“最佳”或“正确”的地方平等运算符在哪里？

Question

I know there are many places to implement your equality operators in c++. However, I wonder if there is some wisdom as to where best to place them? I can foresee 3 possible different cases where different rules might apply. In each of the three cases are any of the options considered better or worse?

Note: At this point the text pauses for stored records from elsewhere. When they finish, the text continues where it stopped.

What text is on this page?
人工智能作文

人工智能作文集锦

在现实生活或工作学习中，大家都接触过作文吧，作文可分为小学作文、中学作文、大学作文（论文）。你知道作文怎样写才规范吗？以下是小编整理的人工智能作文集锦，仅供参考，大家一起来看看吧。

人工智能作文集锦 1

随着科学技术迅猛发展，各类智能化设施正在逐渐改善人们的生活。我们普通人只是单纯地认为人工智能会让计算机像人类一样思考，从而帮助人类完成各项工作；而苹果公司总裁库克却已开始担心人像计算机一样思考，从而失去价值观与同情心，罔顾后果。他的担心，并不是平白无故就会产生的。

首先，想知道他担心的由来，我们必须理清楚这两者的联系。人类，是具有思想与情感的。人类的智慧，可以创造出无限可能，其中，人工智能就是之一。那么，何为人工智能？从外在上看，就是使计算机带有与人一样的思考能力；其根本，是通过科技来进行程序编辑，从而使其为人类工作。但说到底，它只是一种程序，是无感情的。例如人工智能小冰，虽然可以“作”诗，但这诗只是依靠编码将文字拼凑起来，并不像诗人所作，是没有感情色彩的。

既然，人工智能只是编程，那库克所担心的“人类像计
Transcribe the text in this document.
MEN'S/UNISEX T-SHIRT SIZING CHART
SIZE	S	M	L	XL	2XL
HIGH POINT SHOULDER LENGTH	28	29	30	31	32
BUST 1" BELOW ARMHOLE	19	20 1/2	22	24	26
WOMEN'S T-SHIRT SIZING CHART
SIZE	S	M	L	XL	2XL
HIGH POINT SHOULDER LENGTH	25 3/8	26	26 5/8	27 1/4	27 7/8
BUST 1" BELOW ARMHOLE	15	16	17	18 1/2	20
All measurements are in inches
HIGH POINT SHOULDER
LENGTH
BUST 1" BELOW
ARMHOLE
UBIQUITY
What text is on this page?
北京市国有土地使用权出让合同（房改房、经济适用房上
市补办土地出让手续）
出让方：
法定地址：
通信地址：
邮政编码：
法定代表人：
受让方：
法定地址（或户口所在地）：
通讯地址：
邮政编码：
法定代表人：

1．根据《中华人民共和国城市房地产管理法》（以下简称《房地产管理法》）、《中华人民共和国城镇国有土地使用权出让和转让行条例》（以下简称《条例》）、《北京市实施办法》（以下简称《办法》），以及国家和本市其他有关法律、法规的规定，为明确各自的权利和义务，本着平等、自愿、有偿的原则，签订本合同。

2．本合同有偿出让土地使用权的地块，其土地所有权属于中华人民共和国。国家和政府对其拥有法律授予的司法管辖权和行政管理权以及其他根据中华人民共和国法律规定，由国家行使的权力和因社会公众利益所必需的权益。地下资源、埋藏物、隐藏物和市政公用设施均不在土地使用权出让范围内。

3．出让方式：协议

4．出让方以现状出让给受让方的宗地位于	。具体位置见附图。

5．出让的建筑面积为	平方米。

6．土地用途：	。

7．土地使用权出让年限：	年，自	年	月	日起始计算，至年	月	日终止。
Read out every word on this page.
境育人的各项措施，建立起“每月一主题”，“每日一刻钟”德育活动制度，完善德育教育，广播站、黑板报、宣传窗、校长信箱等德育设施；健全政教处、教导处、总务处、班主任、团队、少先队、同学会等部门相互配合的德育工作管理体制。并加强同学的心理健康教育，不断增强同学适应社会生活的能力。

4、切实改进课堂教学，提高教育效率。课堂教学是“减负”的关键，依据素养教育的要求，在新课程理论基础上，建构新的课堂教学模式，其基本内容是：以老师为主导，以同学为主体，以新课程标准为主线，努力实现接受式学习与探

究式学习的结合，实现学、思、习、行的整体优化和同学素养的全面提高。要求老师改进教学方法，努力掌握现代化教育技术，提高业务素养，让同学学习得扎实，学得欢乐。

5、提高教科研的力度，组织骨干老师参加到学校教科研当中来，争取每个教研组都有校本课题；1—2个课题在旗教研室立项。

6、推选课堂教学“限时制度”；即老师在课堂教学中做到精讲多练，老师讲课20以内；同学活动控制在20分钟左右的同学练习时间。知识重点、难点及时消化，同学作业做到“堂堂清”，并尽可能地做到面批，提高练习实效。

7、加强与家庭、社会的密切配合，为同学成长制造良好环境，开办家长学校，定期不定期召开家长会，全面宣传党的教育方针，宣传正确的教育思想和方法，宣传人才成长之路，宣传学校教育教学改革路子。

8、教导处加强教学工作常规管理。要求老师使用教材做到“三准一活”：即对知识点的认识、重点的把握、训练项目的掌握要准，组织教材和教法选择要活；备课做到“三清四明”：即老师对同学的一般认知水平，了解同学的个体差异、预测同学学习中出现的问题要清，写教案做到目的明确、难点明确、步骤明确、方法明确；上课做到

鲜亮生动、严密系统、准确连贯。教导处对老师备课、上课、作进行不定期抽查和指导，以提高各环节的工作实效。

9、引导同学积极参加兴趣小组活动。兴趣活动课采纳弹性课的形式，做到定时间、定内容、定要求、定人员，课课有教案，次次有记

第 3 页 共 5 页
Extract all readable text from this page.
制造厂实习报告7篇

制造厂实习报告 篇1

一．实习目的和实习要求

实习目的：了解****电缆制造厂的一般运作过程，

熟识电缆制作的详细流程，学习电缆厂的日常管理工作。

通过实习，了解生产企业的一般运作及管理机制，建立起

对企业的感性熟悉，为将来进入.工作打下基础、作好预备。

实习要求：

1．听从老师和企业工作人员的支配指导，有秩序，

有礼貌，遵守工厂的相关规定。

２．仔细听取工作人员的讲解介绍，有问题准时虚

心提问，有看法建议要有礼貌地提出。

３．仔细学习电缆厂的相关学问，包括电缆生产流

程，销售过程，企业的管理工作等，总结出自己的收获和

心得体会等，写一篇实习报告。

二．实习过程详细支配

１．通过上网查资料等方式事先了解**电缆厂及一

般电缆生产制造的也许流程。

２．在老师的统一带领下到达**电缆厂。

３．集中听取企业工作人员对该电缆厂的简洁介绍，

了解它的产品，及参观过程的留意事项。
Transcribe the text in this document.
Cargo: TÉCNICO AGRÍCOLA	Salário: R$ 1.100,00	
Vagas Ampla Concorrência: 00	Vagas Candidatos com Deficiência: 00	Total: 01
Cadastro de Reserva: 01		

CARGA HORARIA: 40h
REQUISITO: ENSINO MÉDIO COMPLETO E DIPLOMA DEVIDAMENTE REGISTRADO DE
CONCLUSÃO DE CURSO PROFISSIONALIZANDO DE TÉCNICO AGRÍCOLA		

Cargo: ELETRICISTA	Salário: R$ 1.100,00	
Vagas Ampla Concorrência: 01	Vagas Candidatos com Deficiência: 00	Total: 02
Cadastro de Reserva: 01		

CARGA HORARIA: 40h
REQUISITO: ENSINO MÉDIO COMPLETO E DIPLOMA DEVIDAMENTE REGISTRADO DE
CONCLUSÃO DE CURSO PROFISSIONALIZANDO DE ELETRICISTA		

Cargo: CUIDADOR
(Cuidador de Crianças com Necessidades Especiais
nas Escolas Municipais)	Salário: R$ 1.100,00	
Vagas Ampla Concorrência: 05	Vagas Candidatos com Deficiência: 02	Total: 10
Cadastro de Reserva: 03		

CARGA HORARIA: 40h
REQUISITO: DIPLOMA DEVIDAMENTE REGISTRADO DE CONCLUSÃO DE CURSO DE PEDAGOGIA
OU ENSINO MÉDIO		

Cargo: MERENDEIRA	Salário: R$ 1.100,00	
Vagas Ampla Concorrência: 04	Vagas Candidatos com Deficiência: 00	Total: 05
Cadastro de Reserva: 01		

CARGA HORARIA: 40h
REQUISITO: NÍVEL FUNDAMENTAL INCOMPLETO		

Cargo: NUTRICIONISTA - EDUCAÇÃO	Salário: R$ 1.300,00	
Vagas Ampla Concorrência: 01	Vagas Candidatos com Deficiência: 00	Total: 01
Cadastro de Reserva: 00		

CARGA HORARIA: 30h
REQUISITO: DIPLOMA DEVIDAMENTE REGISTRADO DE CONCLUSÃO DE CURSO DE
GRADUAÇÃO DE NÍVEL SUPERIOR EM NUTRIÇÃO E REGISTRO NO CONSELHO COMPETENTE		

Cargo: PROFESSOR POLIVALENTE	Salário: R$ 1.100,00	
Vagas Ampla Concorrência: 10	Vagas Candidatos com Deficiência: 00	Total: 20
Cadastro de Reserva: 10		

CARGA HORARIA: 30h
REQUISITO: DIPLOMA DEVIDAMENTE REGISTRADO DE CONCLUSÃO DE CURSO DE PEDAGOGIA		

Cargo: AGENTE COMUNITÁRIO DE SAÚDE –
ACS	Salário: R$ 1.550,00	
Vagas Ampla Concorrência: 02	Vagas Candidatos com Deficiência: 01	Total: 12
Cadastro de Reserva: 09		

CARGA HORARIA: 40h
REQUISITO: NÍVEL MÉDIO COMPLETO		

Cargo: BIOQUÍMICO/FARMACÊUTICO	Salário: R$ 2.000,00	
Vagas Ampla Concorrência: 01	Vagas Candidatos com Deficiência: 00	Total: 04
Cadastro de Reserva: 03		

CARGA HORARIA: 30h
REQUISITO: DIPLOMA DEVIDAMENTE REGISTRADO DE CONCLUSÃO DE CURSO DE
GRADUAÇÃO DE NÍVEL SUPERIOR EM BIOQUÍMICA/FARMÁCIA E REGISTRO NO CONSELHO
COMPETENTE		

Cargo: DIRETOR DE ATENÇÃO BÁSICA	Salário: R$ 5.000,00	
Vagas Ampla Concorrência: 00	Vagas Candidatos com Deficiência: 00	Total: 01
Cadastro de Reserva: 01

Case 1, equality with primitives and standard types and itself:

//option 1, outside the class with friend 
class foo1;

friend bool operator==(const foo1& lhs, const int& rhs);
friend bool operator==(const int& lhs, const foo1& rhs);
friend bool operator==(const foo1& lhs, const foo1& rhs);

//option 2, inside class with out friend for primitives
class foo1
{
    bool operator==(const int& other) const;
    bool operator==(const foo1& other) const;
};

Case 2, two custom classes:

//option 1, outside the class using friend
class foo2;
class bar2;

friend bool operator==(const foo2& lhs, const bar2& rhs);
friend bool operator==(const bar2& lhs, const foo2& rhs);

//option 2, inside the class using friend
class foo2; //forwards declaration
class bar2; //forwards declaration

class foo2
{
    friend bool operator==(const foo2& lhs, const bar2& rhs) const;
    friend bool operator==(const bar2& lhs, const foo2& rhs) const;
};
class bar2
{
    friend bool operator==(const foo2& lhs, const bar2& rhs) const;
    friend bool operator==(const bar2& lhs, const foo2& rhs) const;
};

Case 3, sub-classes:

//option 1, outside all classes using friend
class foo3
{
    class bar3;
}

friend bool operator==(const foo3::bar3& lhs, const foo3::bar3& rhs);

//option 2, inside the scope of the owning class using friend
class foo3
{
    class bar3;

    friend bool operator==(const foo3::bar3& lhs, const foo3::bar3& rhs);
}

//option 3, inside the class with out friend
class foo3
{
    class bar3
    {
        bool operator==(const foo3::bar3& other) const;
    };
}

Derived classes have already been answered here: What's the right way to overload operator== for a class hierarchy?

Operators in namespaces have already been answered here: Namespaces and Operator Overloading in C++

Edit: fixed compiler errors, spelling errors, and constified member functions

Answer 1

I think this topic is certainly well described in more then one place. At the moment, unfortunately, I "just" have with me internet and C++ Templates . (In that book, section 21.2.2 addresses the related topic of how you can define == for a class such that != is automatically defined too.)

As regards your question, at the beginning of section 21.2.1 from the linked book, a slight preference for non-member comparison operators is expressed

Because operator== is meant to be symmetrical with respect to its arguments, it is preferable to declare it as a namespace scope function.

(In that very section, there's also a reference, at page 499, to what I refer to in the following as "hidden friends".)

On the other hand, I would also quote this answer , where Barry claims (and supports it with example snippets) that

There is no rule to prefer a member to a non-member function (or vice versa).

Honestly, given the stature of people advocating one or the other solution, I feel I simply don't have the tools yet (knowledge and experience) to express a preference.

As regards making them friend functions, I'd just like to point out that one option is to declare them only inside the class . This makes them "hidden friends", as described in The Power of Hidden Friends in C++ , which has the advantages therein explained. Those advantages apply to functions in general, and not just comparison operators. (This "technique" makes use of ADL .)

Here's one consequence of defining operator== as "hidden friend" of Foo . This is Foo ,

struct Foo {
    friend bool operator==(Foo const&, Foo const&) {
        return true;
    }
};

where operator== is an "hidden friend", and this is Bar ,

struct Bar {
    operator Foo() { return Foo{}; };
};

which is convertible to Foo .

Expectedly, code like Foo{} == Foo{} works, because an operator== is defined for the pair of arguments Foo - Foo .

Maybe less expectedly, code like Bar{} == Bar{} does not work instead, which protects you from accidental implicit conversions.

Had you also delcared bool operator==(Foo const&, Foo const&); outside the class, then the definition of that operator== , which is still inside the class, would become visible to the outside, and Bar{} == Bar{} would be fine.